Par Jean-Marc Vittori

Les constructeurs allemands de voitures haut de gamme -BMW, Audi et Mercedes- ont annoncé des ventes records au mois de janvier. Pourquoi cet engouement ?

En réalité, c’est toute la planète du luxe qui est en plein boom, bien au-delà des voitures allemandes. Pendant la crise, les ventes avaient sévèrement baissé, plus que pour les autres produits. Depuis, c’est reparti de plus belle. Les constructeurs de belles autos sont bien sûr en pôle position. Mais beaucoup d’autres entreprises en profitent. Les ventes du sellier Hermès ont bondi de 25% en 2010 et pourrait à nouveau gagner 10% cette année. Le grand groupe français LVMH a dépassé l’an dernier pour la première fois 20 milliards d’euros de chiffre d’affaires. Les palaces fleurissent à Paris et se remplissent. La mode s’arrache. Et puis le champagne manque. Autour de Reims, les grandes marques se battent pour les terrains ou les contrats avec les vignerons pour leur acheter leur futur raisin.

D’où vient ce boom du luxe ? En France et en Europe, les consommateurs ont ré-ouvert leur portefeuille l’an dernier, après le grand gel de 2009. C’est le cas, bien sûr, des traders qui ont préservé leur bonus et des footballeurs toujours payés à prix d’or, mais aussi de millions de consommateurs qui craignent moins de perdre leur emploi et qui ont envie de se faire un petit plaisir, ou un gros s'ils en ont les moyens. En Asie, c’est carrément l’euphorie. En cinq ans, la production totale a augmenté de 5% dans les pays avancés et de 50% en Asie émergente. Dix fois plus ! Autant dire qu’il y a beaucoup d’argent nouveau à dépenser. Il profite un peu à des dizaines de millions de salariés qui sont mieux payés. Et il remplit les portefeuilles d'une nouvelle génération de cadres dirigeants qui claque allègrement son argent, et qui veut le faire savoir. Une cible idéale pour les industriels du luxe, et une cible de masse: en Chine, quand on séduit 1% de la population, ça fait tout de suite 15 millions de clients.
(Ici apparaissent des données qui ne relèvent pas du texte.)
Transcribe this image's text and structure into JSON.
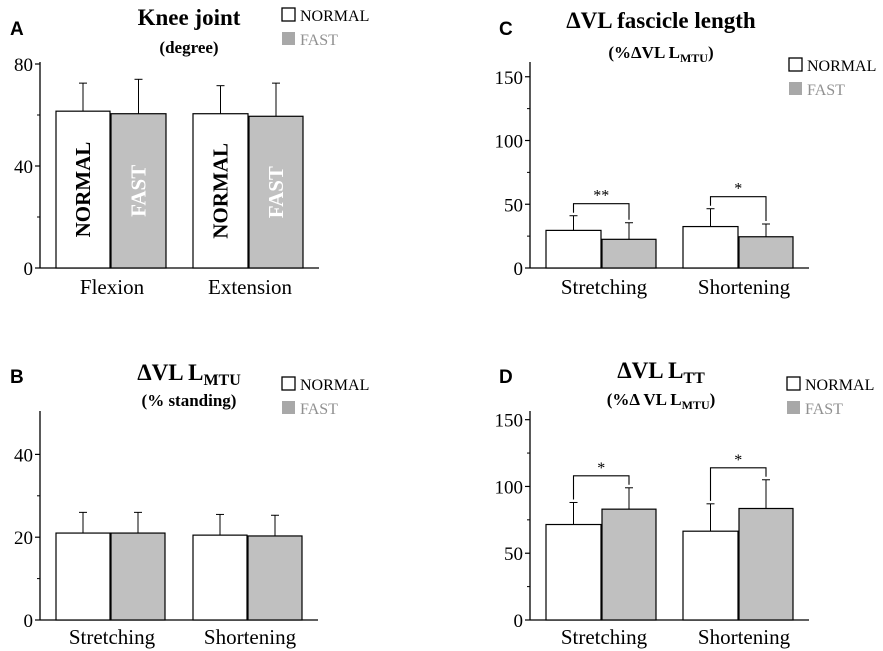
{
  "colors": {
    "normal_fill": "#ffffff",
    "fast_fill": "#c0c0c0",
    "axis": "#000000",
    "fast_legend_text": "#909090"
  },
  "chart_data": [
    {
      "panel": "A",
      "type": "bar",
      "title": "Knee joint",
      "subtitle": "(degree)",
      "xlabel": "",
      "ylabel": "",
      "ylim": [
        0,
        80
      ],
      "yticks": [
        "0",
        "40",
        "80"
      ],
      "categories": [
        "Flexion",
        "Extension"
      ],
      "series": [
        {
          "name": "NORMAL",
          "values": [
            61.5,
            60.5
          ],
          "errors": [
            11,
            11
          ],
          "bar_label": "NORMAL"
        },
        {
          "name": "FAST",
          "values": [
            60.5,
            59.5
          ],
          "errors": [
            13.5,
            13
          ],
          "bar_label": "FAST"
        }
      ],
      "significance": [],
      "legend": "top-right"
    },
    {
      "panel": "B",
      "type": "bar",
      "title": "ΔVL L",
      "title_sub": "MTU",
      "subtitle": "(% standing)",
      "xlabel": "",
      "ylabel": "",
      "ylim": [
        0,
        50
      ],
      "yticks": [
        "0",
        "20",
        "40"
      ],
      "categories": [
        "Stretching",
        "Shortening"
      ],
      "series": [
        {
          "name": "NORMAL",
          "values": [
            21,
            20.5
          ],
          "errors": [
            5,
            5
          ]
        },
        {
          "name": "FAST",
          "values": [
            21,
            20.3
          ],
          "errors": [
            5,
            5
          ]
        }
      ],
      "significance": [],
      "legend": "top-right"
    },
    {
      "panel": "C",
      "type": "bar",
      "title": "ΔVL fascicle length",
      "subtitle": "(%ΔVL L",
      "subtitle_sub": "MTU",
      "subtitle_end": ")",
      "xlabel": "",
      "ylabel": "",
      "ylim": [
        0,
        160
      ],
      "yticks": [
        "0",
        "50",
        "100",
        "150"
      ],
      "categories": [
        "Stretching",
        "Shortening"
      ],
      "series": [
        {
          "name": "NORMAL",
          "values": [
            29.5,
            32.5
          ],
          "errors": [
            11.5,
            14
          ]
        },
        {
          "name": "FAST",
          "values": [
            22.5,
            24.5
          ],
          "errors": [
            13,
            10
          ]
        }
      ],
      "significance": [
        "**",
        "*"
      ],
      "legend": "top-right"
    },
    {
      "panel": "D",
      "type": "bar",
      "title": "ΔVL L",
      "title_sub": "TT",
      "subtitle": "(%Δ VL L",
      "subtitle_sub": "MTU",
      "subtitle_end": ")",
      "xlabel": "",
      "ylabel": "",
      "ylim": [
        0,
        155
      ],
      "yticks": [
        "0",
        "50",
        "100",
        "150"
      ],
      "categories": [
        "Stretching",
        "Shortening"
      ],
      "series": [
        {
          "name": "NORMAL",
          "values": [
            71.5,
            66.5
          ],
          "errors": [
            16.5,
            20.5
          ]
        },
        {
          "name": "FAST",
          "values": [
            83,
            83.5
          ],
          "errors": [
            16,
            21.5
          ]
        }
      ],
      "significance": [
        "*",
        "*"
      ],
      "legend": "top-right"
    }
  ]
}
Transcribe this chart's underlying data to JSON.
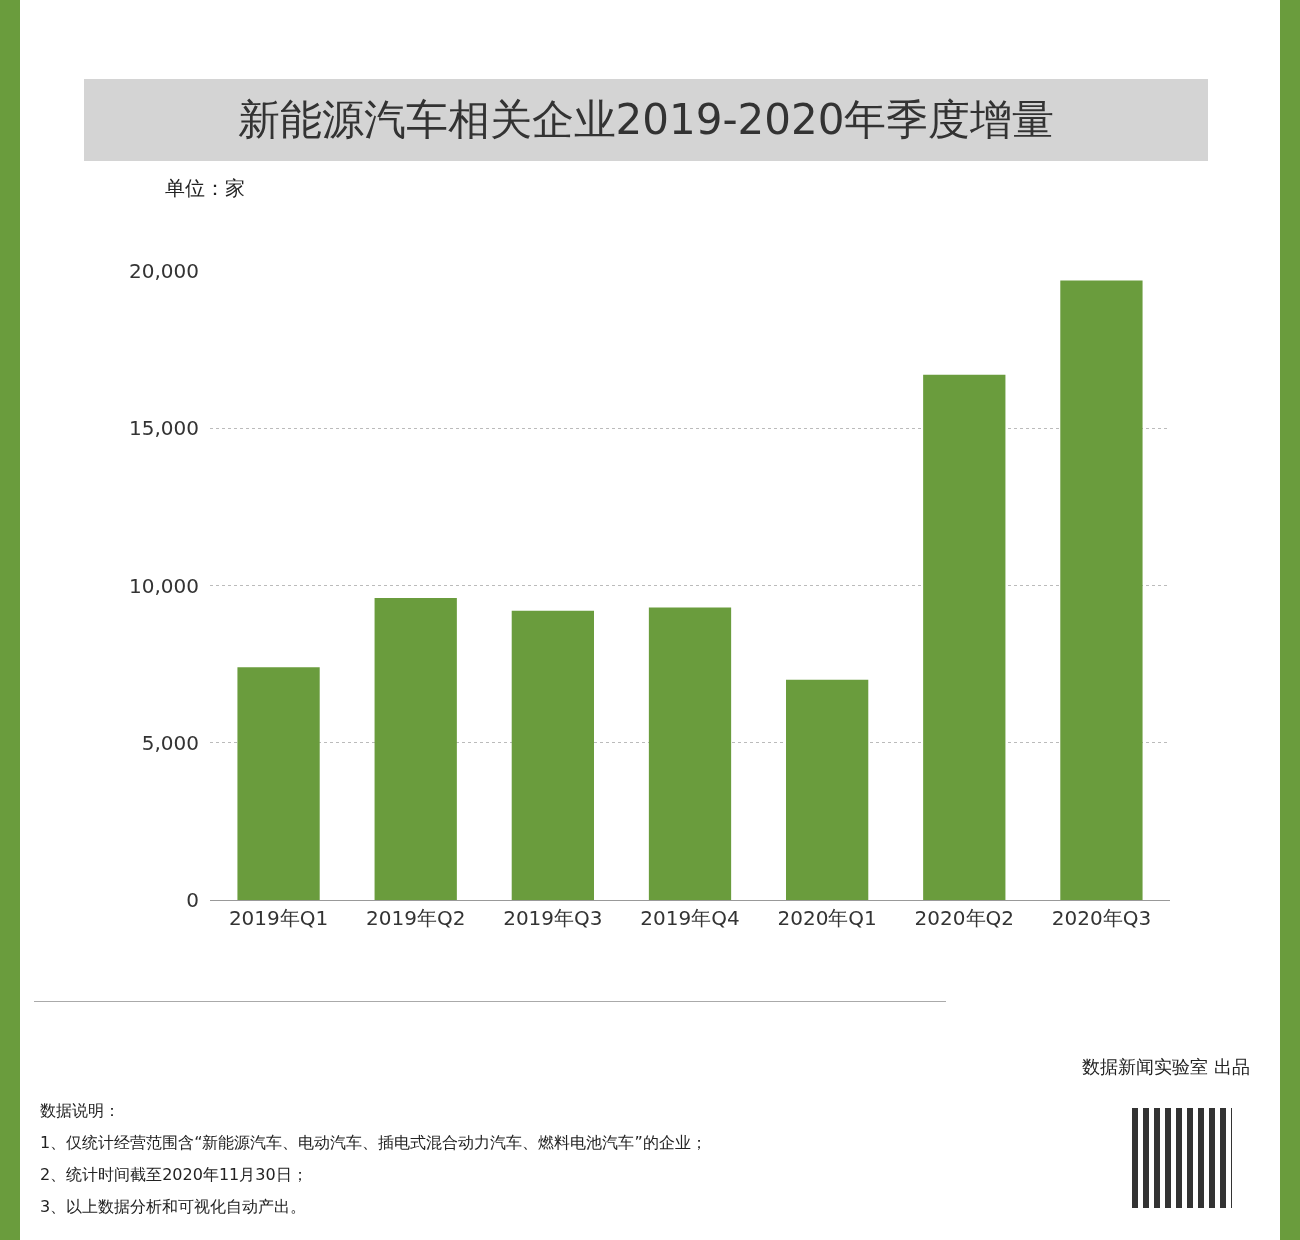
{
  "chart_data": {
    "type": "bar",
    "title": "新能源汽车相关企业2019-2020年季度增量",
    "ylabel": "单位：家",
    "categories": [
      "2019年Q1",
      "2019年Q2",
      "2019年Q3",
      "2019年Q4",
      "2020年Q1",
      "2020年Q2",
      "2020年Q3"
    ],
    "values": [
      7400,
      9600,
      9200,
      9300,
      7000,
      16700,
      19700
    ],
    "color": "#6a9c3d",
    "ylim": [
      0,
      20000
    ],
    "yticks": [
      {
        "value": 0,
        "label": "0"
      },
      {
        "value": 5000,
        "label": "5,000"
      },
      {
        "value": 10000,
        "label": "10,000"
      },
      {
        "value": 15000,
        "label": "15,000"
      },
      {
        "value": 20000,
        "label": "20,000"
      }
    ],
    "grid": "y",
    "annotations": [
      "数据新闻实验室 出品",
      "数据说明：",
      "1、仅统计经营范围含“新能源汽车、电动汽车、插电式混合动力汽车、燃料电池汽车”的企业；",
      "2、统计时间截至2020年11月30日；",
      "3、以上数据分析和可视化自动产出。"
    ]
  }
}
Les géants du luxe profitent donc à fond de cette euphorie asiatique. Oui, et sous toutes les formes. Ils multiplient les ouvertures de boutiques. L'allemand BMW construit une deuxième usine en Chine et investit en Inde. L'italien Prada se fait coter sur la Bourse de Hong Kong, comme l'avait fait avant le français L'Occitane. Mais les Asiatiques ne se contentent pas d'acheter des produits de luxe. Ils veulent aussi de plus en plus acquérir des entreprises de luxe. Le groupe indien Sahara a ainsi racheté le Grosvenor, un palace de Londres, pour la modique somme d'un demi-millard d'euros. Le chinois Geely a repris le constructeur automobile Volvo. Un autre Chinois, le groupe d'habillement Li & Fung, a racheté la griffe de prêt-à-porter Cerrutti. Et le groupe indien United Breweries s'intéresserait aux maisons de champagne.

Cet engouement pour le luxe est-il durable ? A priori, tant que les pays émergents continuent d'émerger, ça devrait durer. Mais les investisseurs ont des doutes sur leur croissance. Depuis le début de l'année, les groupes de luxe font d'ailleurs grise mine en Bourse. Au-delà de la conjoncture, il y a une vraie question de fond: le boom du luxe repose en partie sur l'enrichissement d'une petite fraction de la population. Or cet enrichissement économique peut finir par poser un problème politique, en particulier dans les pays non démocratiques. C'est exactement ce qu'on a vu en Tunisie et en Egypte.